Die einzigen Beiträge, die hier vor Unwissenheit(aufgrund mangelden Hintergrundwissens)strotzen und einer gewissen Aggressivität nicht entbehren, sind die Ihren. Aber natürlich ist es Ihr gutes Recht, das Vorgehen der Stadtverwaltung und diesen undemokratischen und unnötigen Schnellschuss zu verteidigen, ebenso deren Ignoranz trotz des Wissens um das öffentlcihe Interesse und des Einspruchs der FGL. Andere "Gäste" in Misskredit zu ziehen ist allerdings ganz schlechter Stil.
AB
Re: Re:
Das ist traurig - dennoch passiert so etwas im Verhältnis sehr selten. Macht es Sinn, jetzt Wälder oder Stadtbäume abzuholzen? im BGH-Urteil nachzulesen: Es gibt keine absolute Sicherheit. Und wenn die Bäume so einfach auf viel genutzte Wege fallen: Dann könnte es sein, dass die SV ihrer Pflicht der regelmäßigen Baumpflegemaßnahmen nicht nachgekoimmen ist. Auf der Reichenauer Straße wurden deswegen auch nicht alle Bäume gefällt, oder doch? Ich meine das nicht sarkastisch.

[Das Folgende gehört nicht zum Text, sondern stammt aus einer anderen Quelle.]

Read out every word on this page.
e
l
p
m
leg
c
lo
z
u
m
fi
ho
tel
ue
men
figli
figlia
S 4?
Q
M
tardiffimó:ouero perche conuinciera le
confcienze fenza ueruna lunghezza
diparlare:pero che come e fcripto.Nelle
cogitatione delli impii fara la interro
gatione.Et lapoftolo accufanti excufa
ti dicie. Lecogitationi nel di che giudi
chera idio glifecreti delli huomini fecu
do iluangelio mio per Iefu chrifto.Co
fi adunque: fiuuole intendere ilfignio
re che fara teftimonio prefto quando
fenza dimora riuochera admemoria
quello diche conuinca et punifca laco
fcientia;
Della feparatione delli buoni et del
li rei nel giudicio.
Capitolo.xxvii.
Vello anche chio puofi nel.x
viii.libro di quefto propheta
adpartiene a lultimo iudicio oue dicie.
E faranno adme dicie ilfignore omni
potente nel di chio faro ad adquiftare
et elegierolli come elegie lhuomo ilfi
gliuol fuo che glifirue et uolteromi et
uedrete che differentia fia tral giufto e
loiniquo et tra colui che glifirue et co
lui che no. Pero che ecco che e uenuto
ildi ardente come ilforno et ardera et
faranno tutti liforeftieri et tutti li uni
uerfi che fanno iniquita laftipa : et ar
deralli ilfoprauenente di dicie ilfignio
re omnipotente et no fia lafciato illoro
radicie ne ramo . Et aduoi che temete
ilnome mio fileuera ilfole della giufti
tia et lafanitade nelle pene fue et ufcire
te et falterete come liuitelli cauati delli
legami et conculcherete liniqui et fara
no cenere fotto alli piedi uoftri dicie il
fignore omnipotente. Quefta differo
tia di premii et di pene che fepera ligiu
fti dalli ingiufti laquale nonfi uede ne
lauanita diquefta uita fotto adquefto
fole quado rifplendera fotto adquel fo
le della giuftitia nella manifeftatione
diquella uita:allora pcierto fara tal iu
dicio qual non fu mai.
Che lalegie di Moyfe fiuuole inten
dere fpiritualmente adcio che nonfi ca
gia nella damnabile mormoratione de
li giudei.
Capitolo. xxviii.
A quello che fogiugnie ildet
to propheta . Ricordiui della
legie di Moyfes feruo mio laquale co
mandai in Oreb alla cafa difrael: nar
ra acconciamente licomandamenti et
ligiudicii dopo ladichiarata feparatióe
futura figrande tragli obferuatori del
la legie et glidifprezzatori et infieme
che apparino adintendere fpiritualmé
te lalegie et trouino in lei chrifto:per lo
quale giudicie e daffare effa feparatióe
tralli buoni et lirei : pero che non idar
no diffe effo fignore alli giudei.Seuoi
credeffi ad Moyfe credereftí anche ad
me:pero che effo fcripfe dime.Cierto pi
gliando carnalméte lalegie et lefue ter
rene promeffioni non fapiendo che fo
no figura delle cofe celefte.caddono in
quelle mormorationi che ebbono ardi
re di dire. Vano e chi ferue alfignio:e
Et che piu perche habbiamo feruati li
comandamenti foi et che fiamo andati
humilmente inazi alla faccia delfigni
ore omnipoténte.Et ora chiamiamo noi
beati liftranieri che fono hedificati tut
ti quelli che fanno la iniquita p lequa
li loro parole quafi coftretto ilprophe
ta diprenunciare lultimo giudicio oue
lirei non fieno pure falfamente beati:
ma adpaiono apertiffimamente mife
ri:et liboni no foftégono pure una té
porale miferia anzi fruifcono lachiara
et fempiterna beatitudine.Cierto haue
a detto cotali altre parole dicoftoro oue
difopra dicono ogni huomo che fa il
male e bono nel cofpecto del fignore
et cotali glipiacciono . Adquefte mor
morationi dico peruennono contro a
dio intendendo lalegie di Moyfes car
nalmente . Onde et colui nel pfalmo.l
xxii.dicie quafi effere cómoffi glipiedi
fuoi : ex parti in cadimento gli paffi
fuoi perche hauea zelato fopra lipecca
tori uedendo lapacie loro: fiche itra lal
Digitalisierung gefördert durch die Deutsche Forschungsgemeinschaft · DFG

Re: Re: Re: Re: Re: weiterdenken...
#202: - Re: Re: Re: Re: weiterdenken...
Ganz schlechter Stil ist sowas wie der Beitrag 185. Wenn Sie so viel wissen, dann frage ich mich warum Sie nicht dafür sind, die Hybridpappeln durch verschiedene Arten einheimischer Bäume, die den Tieren viel mehr zu bieten haben, zu ersetzen. Wenn Sie das wissen, dann ist es doch kein Interesse an der Natur sondern an einer "Fällaktion" in der Stadtverwaltung.
Re: Re: Re: Re: Re: Re: weiterdenken...
#204: - Re: Re: Re: Re: Re: weiterdenken...
"Jede Wahrheit braucht einen Mutigen der sie ausspricht."
Es ist weder schlechter Stil noch ein Verbrechen die Wahrheit zu sagen. Den "Blinden" unter uns muß man die Realität vielleicht manchmal etwas drastischer vor Augen führen.
Für mich entbehrt es jeglicher Grundlage eine intakte Landschaft mit brachialer Gewalt zu zerstören, um eine neue Natur zu schaffen.
Ein von Menschenhand angelegtes Ökosystem ersetzt auf keinen Fall das, was die Natur in Jahrzehnten geschaffen hat!
Re: Re: Re:
Sie haben Recht, aber beim BGH-Urteil geht es um das "Restrisiko", der Rest der trotz unverzichtbaren vorsorglichen Massnahmen bleibt. Die Gefahr ist das eine , aber mir geht es auch darum aufzuzeigen dass die Natur keinen Schaden genommen hat. Grosse "pflegerische" Massnahmen über Jahre für dieses Weichholz sind hinausgeschmissenes Geld, denn im Endergebnis mus man im Leben immer dem Nachwuchs Platz machen. Da ist die Fällung und die nachfolgende Entwicklung durch Neubewuchs auch botanisch die bessere Lösung
Vielleicht finden sich ja "Baumpaten" die für ihren Stamm vertraglich alle Risiken und Kosten übernehmen
Re: Re: Re: Re: Re: Re: Re: weiterdenken...
#205: - Re: Re: Re: Re: Re: Re: weiterdenken...
Was sie da verteidigen ist ein künstliches Biotop aus Nutzholz, von Menschenhand angelegt als Geldanlage.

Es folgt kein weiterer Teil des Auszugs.